I also outsource the learning of the Chinese Language to Berries. Ben has been attending lessons since last year, and Becks started her N2 class this year. I’m pretty much hands off in this area.
Until the rude shock yesterday, that is.
So Becks’ teacher informed me that she couldn’t recognise the words she’s been taught when she did a revision test with her. It’s not the first time the teacher’s said it since the beginning of the year, and I’ve pretty much just left things as they were and hoping not to intervene at all in Becks’ learning. But last evening, the test score was 1 out of 20, and it was quite horrifying to know that the little girl doesn’t remember any Chinese character save one since January.
Of course our first thoughts were: Does she have a learning disability? Is she suffering from something we do not know of? Does she have a problem with memory? Is the classroom engaging enough? Does she have attention deficit?
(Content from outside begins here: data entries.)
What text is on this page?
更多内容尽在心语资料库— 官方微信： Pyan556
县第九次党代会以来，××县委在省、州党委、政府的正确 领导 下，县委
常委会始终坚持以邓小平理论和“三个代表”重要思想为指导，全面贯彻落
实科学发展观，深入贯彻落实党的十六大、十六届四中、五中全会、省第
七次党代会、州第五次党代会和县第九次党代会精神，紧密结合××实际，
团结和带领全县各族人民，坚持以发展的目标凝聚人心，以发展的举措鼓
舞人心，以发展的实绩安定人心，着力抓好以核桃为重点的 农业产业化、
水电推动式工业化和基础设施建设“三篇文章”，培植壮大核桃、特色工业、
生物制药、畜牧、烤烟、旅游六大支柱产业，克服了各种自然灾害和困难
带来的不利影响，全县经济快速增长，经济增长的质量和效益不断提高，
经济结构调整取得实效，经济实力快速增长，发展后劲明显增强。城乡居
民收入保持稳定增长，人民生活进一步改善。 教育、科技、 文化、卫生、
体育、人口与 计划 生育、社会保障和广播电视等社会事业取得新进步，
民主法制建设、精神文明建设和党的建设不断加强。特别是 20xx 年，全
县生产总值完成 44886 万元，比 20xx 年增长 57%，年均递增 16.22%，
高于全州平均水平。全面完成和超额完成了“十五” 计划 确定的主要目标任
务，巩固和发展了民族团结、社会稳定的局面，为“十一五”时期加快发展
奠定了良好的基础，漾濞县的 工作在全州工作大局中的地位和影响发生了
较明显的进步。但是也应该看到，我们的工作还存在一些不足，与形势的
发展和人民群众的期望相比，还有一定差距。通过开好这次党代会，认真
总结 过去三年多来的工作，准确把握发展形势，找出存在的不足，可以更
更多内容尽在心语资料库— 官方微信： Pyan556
Believe you me, I think any parent would start off with these crazy thoughts.
But any parent who knows their child would be able to pull herself back from this and think about what it is that the child really needs.
I didn’t go all beserk. I didn’t get all anxious (for a while I did, but not for too long, hurhur!) about Becks’ lack of ability to remember. I didn’t go down that slippery slope of reasoning within myself about how she might suffer in primary school. I didn’t run out to buy more Chinese books or videos. I knew that the little girl was sending me a message loud and clear, and if I am not going to “listen” to it, I’m going to be a fool of a mother.
I know my child. I think she’s saying, “Mama, can you also teach me Chinese too?”
Last night, before the kids went to bed, I told them that there would be a new routine when they wake up. They would each get a “Special ‘Learning’ Time” with me for 20 minutes every day when they are fresh in the morning, and we could spend time doing anything that they wished to learn. They know ‘Special Time’ is one-to-one time with me which no one can interrupt, and so using this phrase got them all agreeable.
That was that. I had it at the back of my mind but still went to bed at 2am catching Episode 201 of Running Man.
This morning, at 8.30am, someone tapped me on the shoulder and shouted, “Mama, wake up. We are having special time learning right?”
Right, the ‘Special ‘Learning’ Time’, yes.
It was the little girl who was up and all ready this morning.
And I was right. She was all ready to learn some Chinese and do some flashcard reading on my lap and playing games answering ‘yes’ or ‘no’ in Chinese. I’m thinking to myself, BINGO, isn’t this what needs to be fixed before the problem in the classroom can be? She needs her mother to be involved in every area of her learning too.
Lesson learned: Never dismiss my child as having any problems until I’ve invested good time and energy being involved in her learning. I have to keep filling love tanks and be their cheerleader every step of the way, whether I work at home or not. And those 20 minutes (60 minutes for me) didn’t just make one kid happy, it made all three happy to have some one-to-one time on Mama’s lap – and we’re all looking forward to this routine every day!